Drivers & the New Highway Code

Are you aware of the latest changes to the Highway Code? This is something that all motorists, cyclists and other road users need to be aware of, especially because many changes have been made to improve the safety of vulnerable road users.

With an increasing number of people travelling sustainably, adjustments have been made to accommodate pedestrians and cyclists and it is important to be aware of these changes so that you can avoid accidents and having to rely on your insurance provider to get you out of a sticky situation.


The Hierarchy

First, you need to be aware of changes in the hierarchy of road users. A new rule grants greater power to cyclists on the roads with cars turning left or right having to give way to any cyclist that is behind and carrying straight on.



The new Highway Code also states that cyclists should not be overtaken on roundabouts and cyclists must ride in the middle of the road. If a motorist does overtake a cyclist, they must keep a distance of at least 1.5 metres to protect the cyclist.



Pedestrians also now enjoy greater power when crossing the roads. Previously, a vehicle only had to give right of way to a pedestrian that had started to cross at a junction, but now pedestrians have the right of way at junctions when they are waiting to cross. It is vital that you are wary of this change as pedestrians could assert their rights under these new rules and be more aggressive when crossing the road/less likely to make eye contact with a motorist first.


Parking & Charge Points

There have also been changes made to leaving a parked vehicle, which is designed to prevent accidents with cyclists and people on the pavement.

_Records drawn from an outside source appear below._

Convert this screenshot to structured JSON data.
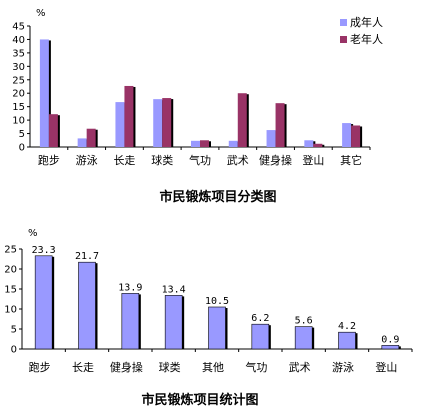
{
  "chart_data": [
    {
      "type": "bar",
      "title": "市民锻炼项目分类图",
      "ylabel": "%",
      "ylim": [
        0,
        45
      ],
      "yticks": [
        0,
        5,
        10,
        15,
        20,
        25,
        30,
        35,
        40,
        45
      ],
      "categories": [
        "跑步",
        "游泳",
        "长走",
        "球类",
        "气功",
        "武术",
        "健身操",
        "登山",
        "其它"
      ],
      "series": [
        {
          "name": "成年人",
          "color": "#9999ff",
          "values": [
            40,
            3.2,
            16.7,
            17.8,
            2.3,
            2.3,
            6.3,
            2.5,
            8.9
          ]
        },
        {
          "name": "老年人",
          "color": "#993366",
          "values": [
            12.2,
            6.8,
            22.7,
            18.2,
            2.5,
            20.0,
            16.3,
            1.2,
            8.0
          ]
        }
      ],
      "legend": "top-right",
      "grid": false
    },
    {
      "type": "bar",
      "title": "市民锻炼项目统计图",
      "ylabel": "%",
      "ylim": [
        0,
        25
      ],
      "yticks": [
        0,
        5,
        10,
        15,
        20,
        25
      ],
      "categories": [
        "跑步",
        "长走",
        "健身操",
        "球类",
        "其他",
        "气功",
        "武术",
        "游泳",
        "登山"
      ],
      "series": [
        {
          "color": "#9999ff",
          "values": [
            23.3,
            21.7,
            13.9,
            13.4,
            10.5,
            6.2,
            5.6,
            4.2,
            0.9
          ]
        }
      ],
      "data_labels": [
        "23.3",
        "21.7",
        "13.9",
        "13.4",
        "10.5",
        "6.2",
        "5.6",
        "4.2",
        "0.9"
      ],
      "grid": false
    }
  ]
}
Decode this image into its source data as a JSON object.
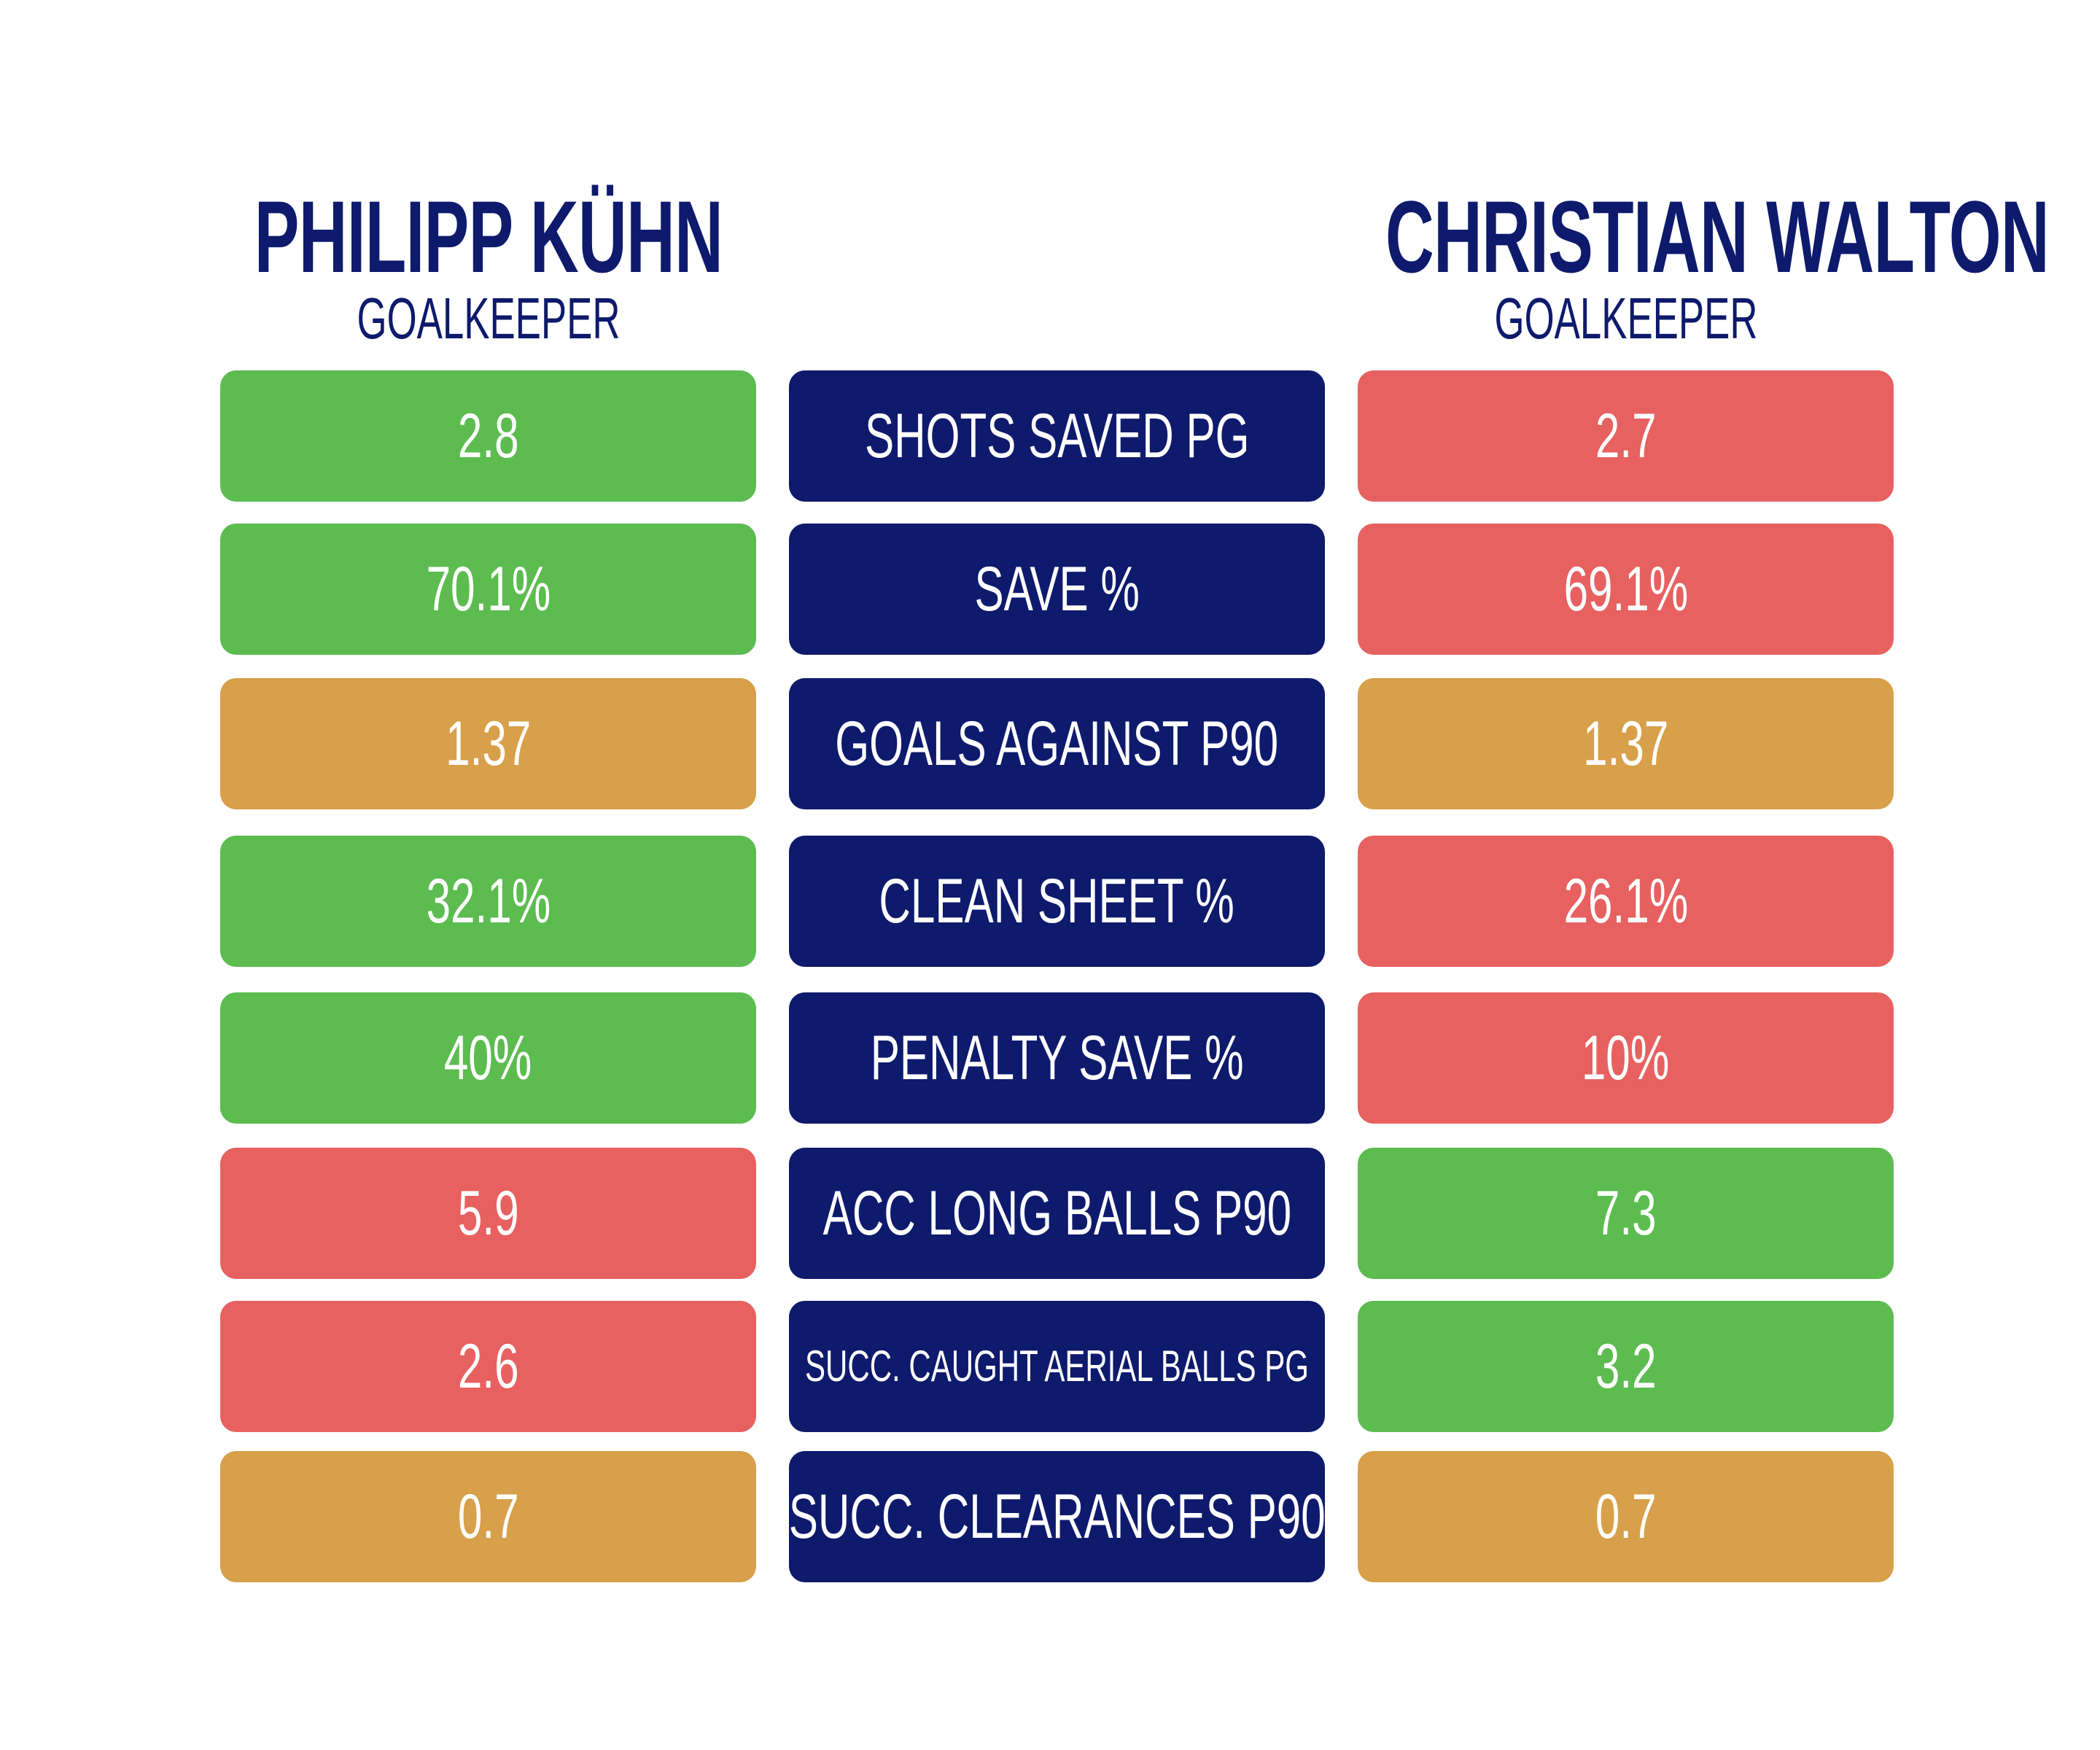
{
  "players": {
    "left": {
      "name": "PHILIPP KÜHN",
      "position": "GOALKEEPER"
    },
    "right": {
      "name": "CHRISTIAN WALTON",
      "position": "GOALKEEPER"
    }
  },
  "colors": {
    "better": "#5cbc50",
    "worse": "#e76161",
    "equal": "#d8a04a",
    "label": "#0e1a6c"
  },
  "stats": [
    {
      "label": "SHOTS SAVED PG",
      "left": "2.8",
      "right": "2.7",
      "left_status": "better",
      "right_status": "worse"
    },
    {
      "label": "SAVE %",
      "left": "70.1%",
      "right": "69.1%",
      "left_status": "better",
      "right_status": "worse"
    },
    {
      "label": "GOALS AGAINST P90",
      "left": "1.37",
      "right": "1.37",
      "left_status": "equal",
      "right_status": "equal"
    },
    {
      "label": "CLEAN SHEET %",
      "left": "32.1%",
      "right": "26.1%",
      "left_status": "better",
      "right_status": "worse"
    },
    {
      "label": "PENALTY SAVE %",
      "left": "40%",
      "right": "10%",
      "left_status": "better",
      "right_status": "worse"
    },
    {
      "label": "ACC LONG BALLS P90",
      "left": "5.9",
      "right": "7.3",
      "left_status": "worse",
      "right_status": "better"
    },
    {
      "label": "SUCC. CAUGHT AERIAL BALLS PG",
      "left": "2.6",
      "right": "3.2",
      "left_status": "worse",
      "right_status": "better"
    },
    {
      "label": "SUCC. CLEARANCES P90",
      "left": "0.7",
      "right": "0.7",
      "left_status": "equal",
      "right_status": "equal"
    }
  ]
}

Now, motorists and passengers should open the car door with their hand on the opposite door so that they are forced to look behind – this is known as the “Dutch Reach” technique.

There is also information on using charging points for the first time in the Highway Code. Rules stipulate that motorists should park close to the charging point and prevent trip hazards and display a warning sign if they can. You must also return cables and connectors after use to protect others.

As you can see, there have been a few key changes made to the Highway Code that will change behaviours for motorists, pedestrians and cyclists as a result of people using more sustainable ways to travel. These changes are designed to give more power to vulnerable road users, so it is important to be aware of what these changes are before you get behind the wheel so that you do not encounter any avoidable problems on the roads.